Yu-Ming Chen, Michael Posa

State-of-the-art approaches to legged locomotion are widely dependent on the use of models like the linear inverted pendulum (LIP) and the spring-loaded inverted pendulum (SLIP), popular because their simplicity enables a wide array of tools for planning, control, and analysis. However, they inevitably limit the ability to execute complex tasks or agile maneuvers. In this work, we aim to automatically synthesize models that remain low-dimensional but retain the capabilities of the high-dimensional system. For example, if one were to restore a small degree of complexity to LIP, SLIP, or a similar model, our approach discovers the form of that additional complexity which optimizes performance. In this paper, we define a class of reduced-order models and provide an algorithm for optimization within this class. To demonstrate our method, we optimize models for walking at a range of speeds and ground inclines, for both a five-link model and the Cassie bipedal robot.

Mathew Halm, Michael Posa

Quasi-static models of robotic motion with frictional contact provide a computationally efficient framework for analysis and have been widely used for planning and control of non-prehensile manipulation. In this work, we present a novel quasi-static model of planar manipulation that directly maps commanded manipulator velocities to object motion. While quasi-static models have traditionally been unable to capture grasping and jamming behaviors, our approach solves this issue by explicitly modeling the limiting behavior of a velocity-controlled manipulator. We retain the precise modeling of surface contact pressure distributions and efficient computation of contact-rich behaviors of previous methods and additionally prove existence of solutions for any desired manipulator motion.

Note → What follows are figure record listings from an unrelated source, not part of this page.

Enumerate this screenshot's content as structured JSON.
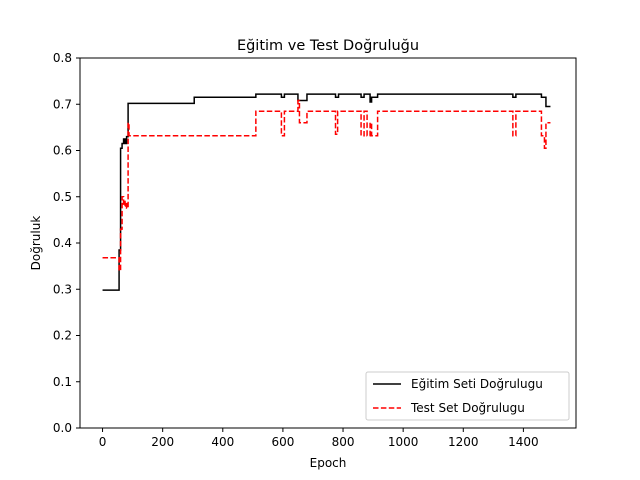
{
  "chart_data": {
    "type": "line",
    "title": "Eğitim ve Test Doğruluğu",
    "xlabel": "Epoch",
    "ylabel": "Doğruluk",
    "xlim": [
      -75,
      1575
    ],
    "ylim": [
      0.0,
      0.8
    ],
    "xticks": [
      0,
      200,
      400,
      600,
      800,
      1000,
      1200,
      1400
    ],
    "yticks": [
      0.0,
      0.1,
      0.2,
      0.3,
      0.4,
      0.5,
      0.6,
      0.7,
      0.8
    ],
    "grid": false,
    "legend_position": "lower-right",
    "series": [
      {
        "name": "Eğitim Seti Doğrulugu",
        "color": "#000000",
        "style": "solid",
        "points": [
          [
            0,
            0.298
          ],
          [
            55,
            0.298
          ],
          [
            55,
            0.385
          ],
          [
            60,
            0.385
          ],
          [
            60,
            0.605
          ],
          [
            65,
            0.605
          ],
          [
            65,
            0.615
          ],
          [
            70,
            0.615
          ],
          [
            70,
            0.625
          ],
          [
            75,
            0.625
          ],
          [
            75,
            0.615
          ],
          [
            80,
            0.615
          ],
          [
            80,
            0.63
          ],
          [
            85,
            0.63
          ],
          [
            85,
            0.702
          ],
          [
            305,
            0.702
          ],
          [
            305,
            0.715
          ],
          [
            510,
            0.715
          ],
          [
            510,
            0.722
          ],
          [
            595,
            0.722
          ],
          [
            595,
            0.715
          ],
          [
            605,
            0.715
          ],
          [
            605,
            0.722
          ],
          [
            650,
            0.722
          ],
          [
            650,
            0.708
          ],
          [
            680,
            0.708
          ],
          [
            680,
            0.722
          ],
          [
            775,
            0.722
          ],
          [
            775,
            0.715
          ],
          [
            785,
            0.715
          ],
          [
            785,
            0.722
          ],
          [
            860,
            0.722
          ],
          [
            860,
            0.715
          ],
          [
            870,
            0.715
          ],
          [
            870,
            0.722
          ],
          [
            890,
            0.722
          ],
          [
            890,
            0.705
          ],
          [
            895,
            0.705
          ],
          [
            895,
            0.715
          ],
          [
            915,
            0.715
          ],
          [
            915,
            0.722
          ],
          [
            1365,
            0.722
          ],
          [
            1365,
            0.715
          ],
          [
            1375,
            0.715
          ],
          [
            1375,
            0.722
          ],
          [
            1460,
            0.722
          ],
          [
            1460,
            0.715
          ],
          [
            1475,
            0.715
          ],
          [
            1475,
            0.695
          ],
          [
            1490,
            0.695
          ]
        ]
      },
      {
        "name": "Test Set Doğrulugu",
        "color": "#ff0000",
        "style": "dashed",
        "points": [
          [
            0,
            0.368
          ],
          [
            55,
            0.368
          ],
          [
            55,
            0.34
          ],
          [
            60,
            0.34
          ],
          [
            60,
            0.43
          ],
          [
            65,
            0.43
          ],
          [
            65,
            0.5
          ],
          [
            70,
            0.5
          ],
          [
            70,
            0.48
          ],
          [
            75,
            0.48
          ],
          [
            75,
            0.49
          ],
          [
            80,
            0.49
          ],
          [
            80,
            0.475
          ],
          [
            85,
            0.475
          ],
          [
            85,
            0.66
          ],
          [
            88,
            0.66
          ],
          [
            88,
            0.632
          ],
          [
            510,
            0.632
          ],
          [
            510,
            0.685
          ],
          [
            595,
            0.685
          ],
          [
            595,
            0.632
          ],
          [
            605,
            0.632
          ],
          [
            605,
            0.685
          ],
          [
            650,
            0.685
          ],
          [
            650,
            0.708
          ],
          [
            655,
            0.708
          ],
          [
            655,
            0.66
          ],
          [
            680,
            0.66
          ],
          [
            680,
            0.685
          ],
          [
            775,
            0.685
          ],
          [
            775,
            0.635
          ],
          [
            782,
            0.635
          ],
          [
            782,
            0.685
          ],
          [
            860,
            0.685
          ],
          [
            860,
            0.632
          ],
          [
            870,
            0.632
          ],
          [
            870,
            0.685
          ],
          [
            880,
            0.685
          ],
          [
            880,
            0.632
          ],
          [
            890,
            0.632
          ],
          [
            890,
            0.66
          ],
          [
            895,
            0.66
          ],
          [
            895,
            0.632
          ],
          [
            915,
            0.632
          ],
          [
            915,
            0.685
          ],
          [
            1365,
            0.685
          ],
          [
            1365,
            0.632
          ],
          [
            1375,
            0.632
          ],
          [
            1375,
            0.685
          ],
          [
            1460,
            0.685
          ],
          [
            1460,
            0.632
          ],
          [
            1470,
            0.632
          ],
          [
            1470,
            0.605
          ],
          [
            1475,
            0.605
          ],
          [
            1475,
            0.66
          ],
          [
            1490,
            0.66
          ]
        ]
      }
    ]
  }
}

We derive continuous and time-stepping formulations, both posed as tractable Linear Complementarity Problems (LCPs).

Mathew Halm, Michael Posa

Many fundamental challenges in robotics, based in manipulation or locomotion, require making and breaking contact with the environment. To represent the complexity of frictional contact events, impulsive impact models are especially popular, as they often lead to mathematically and computationally tractable approaches. However, when two or more impacts occur simultaneously, the precise sequencing of impact forces is generally unknown, leading to the potential for multiple possible outcomes. This simultaneity is far from pathological, and occurs in many common robotics applications. In this work, we propose an approach for resolving simultaneous frictional impacts, represented as a differential inclusion. Solutions to our model, an extension to multiple contacts of Routh's method, naturally capture the set of potential post-impact velocities.We prove that solutions to the presented model must terminate. This is, to the best of our knowledge, the first such guarantee for set-valued outcomes to simultaneous frictional impacts.